Ramp handling and terminals 1 and 2 make up two of the main business streams at AeroGround; the other two are passenger handling – check-in, boarding, load planning, ramp activities, and preparation of crew briefing – and cargo and warehouse. Each of these activities is handled by an AeroGround subsidiary: Aerogate takes care of passenger handling and Cargogate handles freight, although nearly all cargo is flown on passenger aircraft, as a night flying ban makes Munich unviable for all cargo carriers.
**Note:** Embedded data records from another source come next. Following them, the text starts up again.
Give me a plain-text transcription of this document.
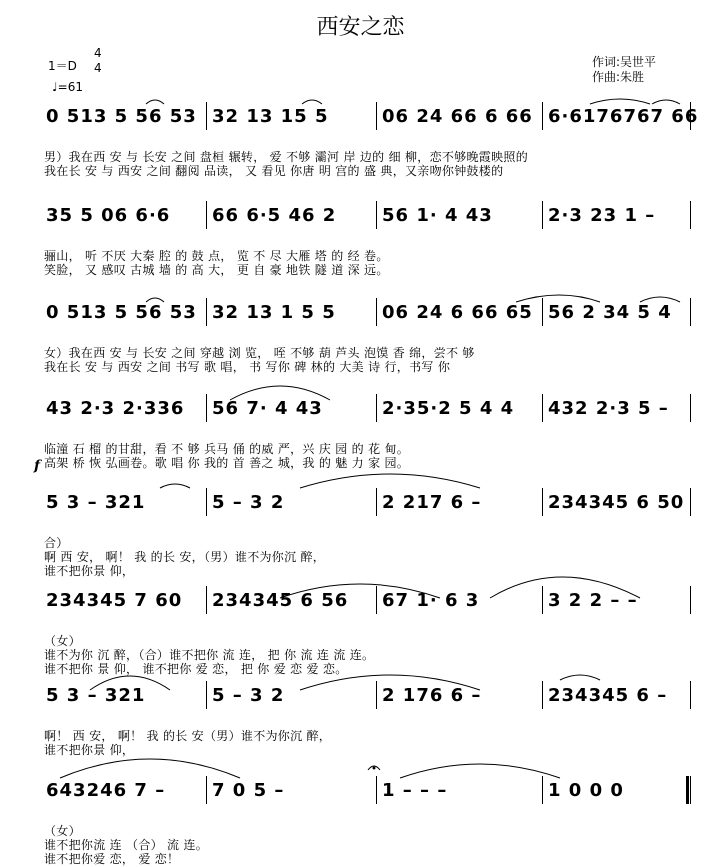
西安之恋
1＝D
4
4
♩=61
作词:吴世平
作曲:朱胜
f
0 513 5 56 53 32 13 15 5	06 24 66 6 66 6·6176767 66
男）我在西 安 与 长安 之间 盘桓 辗转， 爱 不够 灞河 岸 边的 细 柳，恋不够晚霞映照的
我在长 安 与 西安 之间 翻阅 品读， 又 看见 你唐 明 宫的 盛 典，又亲吻你钟鼓楼的
35 5 06 6·6 66 6·5 46 2	56 1· 4 43	2·3 23 1 –
骊山， 听 不厌 大秦 腔 的 鼓 点， 览 不 尽 大雁 塔 的 经 卷。
笑脸， 又 感叹 古城 墙 的 高 大， 更 自 豪 地铁 隧 道 深 远。
0 513 5 56 53 32 13 1 5 5	06 24 6 66 65 56 2 34 5 4
女）我在西 安 与 长安 之间 穿越 浏 览， 咥 不够 葫 芦头 泡馍 香 绵，尝不 够
我在长 安 与 西安 之间 书写 歌 唱， 书 写你 碑 林的 大美 诗 行，书写 你
43 2·3 2·336 56 7· 4 43	2·35·2 5 4 4 432 2·3 5 –
临潼 石 榴 的甘甜，看 不 够 兵马 俑 的威 严，兴 庆 园 的 花 甸。
高架 桥 恢 弘画卷。歌 唱 你 我的 首 善之 城，我 的 魅 力 家 园。
5 3 – 321	5 – 3 2	2 217 6 –	234345 6 50
合）
啊 西 安， 啊！ 我 的长 安，（男）谁不为你沉 醉，
谁不把你景 仰，
234345 7 60 234345 6 56 67 1· 6 3	3 2 2 – –
（女）
谁不为你 沉 醉，（合）谁不把你 流 连， 把 你 流 连 流 连。
谁不把你 景 仰， 谁不把你 爱 恋， 把 你 爱 恋 爱 恋。
5 3 – 321	5 – 3 2	2 176 6 –	234345 6 –
啊！ 西 安， 啊！ 我 的长 安（男）谁不为你沉 醉，
谁不把你景 仰，
643246 7 –	7 0 5 –	1 – – –	1 0 0 0
（女）
谁不把你流 连 （合） 流 连。
谁不把你爱 恋， 爱 恋！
Despite the huge changes which have taken place, AeroGround is still not satisfied. This year, it has invested in 19 new MAN buses – 20% of its bus capacity – to ferry passengers and crew and is introducing more power stow equipment, often known as ramp snakes. “We got our first power stow conveyor in 2008 and have been adding to this steadily,” says Field. “We now have 14 and are buying two more this year. These conveyors are not only better for staff as they cause less strain, but they reduce baggage damage as loaders don’t have to push bags across the floor of the hold. We can also operate with one less staff member as we don’t need someone in the hold.”
Other innovations at AeroGround include a baggage reconciliation system and mobile data devices. The baggage reconciliation system enables staff to see how many and which bags have been loaded on any particular aircraft. “This isn’t just useful for security reasons,” Feil emphasises, “but because it can provide an instant view of what bags are missing from an aircraft. It also enables staff to quickly find and offload baggage if a passenger has not turned up at the gate or is being removed from the flight.”
But AeroGround is particularly proud of its MC95 mobile data devices, introduced at the beginning of the year. The Motorola hand-helds can be used inside and outside for a number of applications. For example, a ramp agent can obtain the latest information on last minute baggage and know how long it is going to take to get to the aircraft, allowing the agent to make an informed decision about whether to hold the flight or not. It can also be used to ensure additional services such as buses, toilet and water or cleaning can be arranged quickly when needed.
Another new system helps AeroGround to strengthen its customer focus: a customer relationship management system from Sensix gives the company an overview of what is happening with every customer: contract details, people involved, prices, services, events and a weekly quality report.
Thanks to service-oriented forward thinking like this, AeroGround has been transformed from a loss-making, uncompetitive organisation into a profitable one. If the EU directive to require airports to have at least three handling companies, rather than two, comes into force, AeroGround will consider taking the opportunity to expand into new locations.
“We will initially stay in German-speaking countries – Germany, Austria and Switzerland,” says Feil. “We are a regional expert, not a global player.”
Not yet, anyway. But with AeroGround’s progress so far, it can’t be long before it is competing on a much bigger playing field.